So what happens to the existing provisions if the Supreme Court, which will hear challenges to the law next week, ultimately decides to go with its most sweeping option: overturning the law in its entirety?
The answer depends on where you live, who you work for and how you get your insurance.
Take one of the law’s most well-publicized provisions: the requirement that insurers allow parents to keep adult children on their health plans until age 26. The administration estimates that an additional 2.5 million young adults have been able to get health insurance coverage as a result.
Overturning the law would immediately release insurers from the federal rule. But it is hard to predict how many would actually exercise their right to revert to their original policies.
Compared with other provisions, the young-adults requirement proved fairly uncontroversial among insurers. Many even volunteered to comply well before the deadline set by the law, noted Robert Zirkelbach, spokesman for America’s Health Insurance Plans, an industry group.
In addition, nearly all states, which regulate many forms of private insurance, have already codified the young-adult rule at the state level. In some cases this was done through actions that could be easy to undo. For instance, South Dakota’s law adopting the young-adults requirement included the proviso that if the health-care law is found unconstitutional, the state statute would automatically be repealed as well.
But in plenty of other states, insurers would not be free of the rule unless state leaders rolled back the statutes or regulations they adopted to implement the health-care law.

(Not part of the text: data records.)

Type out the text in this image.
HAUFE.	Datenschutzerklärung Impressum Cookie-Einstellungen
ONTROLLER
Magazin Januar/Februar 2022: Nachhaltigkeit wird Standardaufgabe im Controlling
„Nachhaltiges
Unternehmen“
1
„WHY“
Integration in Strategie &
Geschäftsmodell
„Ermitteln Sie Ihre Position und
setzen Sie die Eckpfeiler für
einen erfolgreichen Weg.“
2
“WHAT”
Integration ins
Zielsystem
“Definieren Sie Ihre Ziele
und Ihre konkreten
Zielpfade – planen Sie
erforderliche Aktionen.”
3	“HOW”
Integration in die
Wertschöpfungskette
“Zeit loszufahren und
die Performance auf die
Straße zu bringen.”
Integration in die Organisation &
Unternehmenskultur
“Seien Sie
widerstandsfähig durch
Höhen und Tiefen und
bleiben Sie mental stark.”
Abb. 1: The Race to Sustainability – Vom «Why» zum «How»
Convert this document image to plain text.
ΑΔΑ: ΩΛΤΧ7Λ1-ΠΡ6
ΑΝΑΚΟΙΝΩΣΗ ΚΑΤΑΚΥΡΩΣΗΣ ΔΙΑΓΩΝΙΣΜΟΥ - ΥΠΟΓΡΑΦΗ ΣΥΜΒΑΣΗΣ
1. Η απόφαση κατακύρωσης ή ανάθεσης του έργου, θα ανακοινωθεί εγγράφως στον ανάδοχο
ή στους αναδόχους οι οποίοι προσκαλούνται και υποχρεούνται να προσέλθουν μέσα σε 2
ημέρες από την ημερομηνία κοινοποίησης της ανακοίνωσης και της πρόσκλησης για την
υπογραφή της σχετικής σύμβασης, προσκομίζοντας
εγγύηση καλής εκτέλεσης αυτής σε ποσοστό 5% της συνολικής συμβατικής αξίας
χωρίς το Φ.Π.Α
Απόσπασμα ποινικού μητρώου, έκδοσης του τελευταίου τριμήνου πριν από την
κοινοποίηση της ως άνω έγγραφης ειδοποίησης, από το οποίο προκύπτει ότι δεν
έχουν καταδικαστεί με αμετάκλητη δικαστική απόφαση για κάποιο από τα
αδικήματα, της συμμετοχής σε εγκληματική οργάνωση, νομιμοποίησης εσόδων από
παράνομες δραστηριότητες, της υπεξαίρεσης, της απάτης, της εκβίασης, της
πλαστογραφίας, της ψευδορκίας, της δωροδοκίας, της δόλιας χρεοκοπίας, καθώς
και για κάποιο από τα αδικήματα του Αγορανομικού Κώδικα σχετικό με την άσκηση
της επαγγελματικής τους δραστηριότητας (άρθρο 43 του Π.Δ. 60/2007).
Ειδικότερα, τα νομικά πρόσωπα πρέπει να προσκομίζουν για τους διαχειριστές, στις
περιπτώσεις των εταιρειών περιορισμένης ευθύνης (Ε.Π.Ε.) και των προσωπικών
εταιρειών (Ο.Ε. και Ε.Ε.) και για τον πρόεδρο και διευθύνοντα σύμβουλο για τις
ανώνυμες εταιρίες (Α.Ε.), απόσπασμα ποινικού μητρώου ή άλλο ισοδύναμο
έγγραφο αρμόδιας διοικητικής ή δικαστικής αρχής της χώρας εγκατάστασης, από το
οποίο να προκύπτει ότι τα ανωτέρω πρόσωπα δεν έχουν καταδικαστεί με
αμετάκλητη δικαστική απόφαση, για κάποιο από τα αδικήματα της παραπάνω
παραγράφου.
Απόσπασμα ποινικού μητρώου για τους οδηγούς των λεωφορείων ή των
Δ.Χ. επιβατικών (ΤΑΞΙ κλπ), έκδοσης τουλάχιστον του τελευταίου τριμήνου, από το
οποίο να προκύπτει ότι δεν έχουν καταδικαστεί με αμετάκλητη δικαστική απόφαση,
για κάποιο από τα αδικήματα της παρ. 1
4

The same is true of the host of other mandates the federal law currently imposes on insurers. These include prohibitions against imposing lifetime limits on insurance payouts or dropping someone’s coverage after they get sick on the grounds that their insurance application contained inaccuracies.
There’s also the requirement that private insurers cover preventive services such as mammograms and colonoscopies without imposing co-pays or other out-of-pocket charges. About 54 million Americans now have expanded coverage of at least one preventive service as a result, according to an analysis by the Kaiser Family Foundation.
Lawmakers are unlikely to unwind these rules in many states, predicted Sabrina Corlette, a Georgetown University professor and co-author of a study analyzing state actions to align their insurance rules with the health-care law. “These are market reforms that are really very popular,” she said.
But Michael Cannon, director of health policy studies at the libertarian Cato Institute and an opponent of the law, argued that scrapping these requirements could actually benefit many Americans. They have driven up the cost of many insurance plans, he said. So without them, “there will be more affordable coverage options.”
The likely impact of a court decision invalidating the law is more evident when it comes to another well-known feature: The discount that drug manufacturers must currently offer to seniors who fall into Medicare’s prescription drug coverage gap — commonly referred to as the “doughnut hole.”
According to the Obama administration, last year 3.6 million Medicare beneficiaries saved more than $2.1 billion on prescription drugs — an average of $604 per person — as a result of the discount. And it would no longer be available if the law were overturned.
Seniors would also lose access to the law’s requirement that Medicare cover preventive services, including an annual physical, with no out-pocket charges — an option about 32.5 million took advantage of in 2011.
There are also large categories of people who would likely lose their insurance coverage altogether.
These include approximately 50,000 Americans currently insured through temporary “high risk” pools set up for people unable to obtain private insurance because they have a pre-
existing health condition. The pools were intended to tide such people over until 2014, when the law will bar insurers from discriminating against them.
Many of the pools are run by states with federal dollars. And the states could choose to maintain them at their own expense. But it’s hard to say how many would opt to do so amid the financial pressure the sluggish economy has put on state budgets.
Budget concerns could also prompt states to respond to an invalidation of the health-care law by dropping millions of residents from their Medicaid rolls.
Currently the law bars states from tightening their eligibility rules for Medicaid before 2014, when the program will be expanded to cover a larger share of the poor, almost entirely at the federal government’s expense.
State leaders across the country have complained that this “maintenance of effort” requirement has imposed a crushing burden, forcing them to shortchange other priorities such as education.
“I would think almost all of them would want to revisit their eligibility rules,” said Cannon, “and they should because there’s a lot of people in Medicaid who don’t need to be there.”
That assessment was hotly contested by Ronald Pollack, executive director of the advocacy group Families USA, which supports the law.
“People in Medicaid today are the poorest of the poor,” he said. “In many cases their total annual income is less than the average premium for a family insurance plan. So there is no way in the world they can afford insurance.”
Still, Pollack said his concern over the issue was lessened by his conviction that even if the Supreme Court strikes down part of the law it will leave the bulk of it — including the Medicaid provisions — in place.
“To invalidate all provisions of the [law] would require a Herculean effort to avoid decades of precedents,” he said.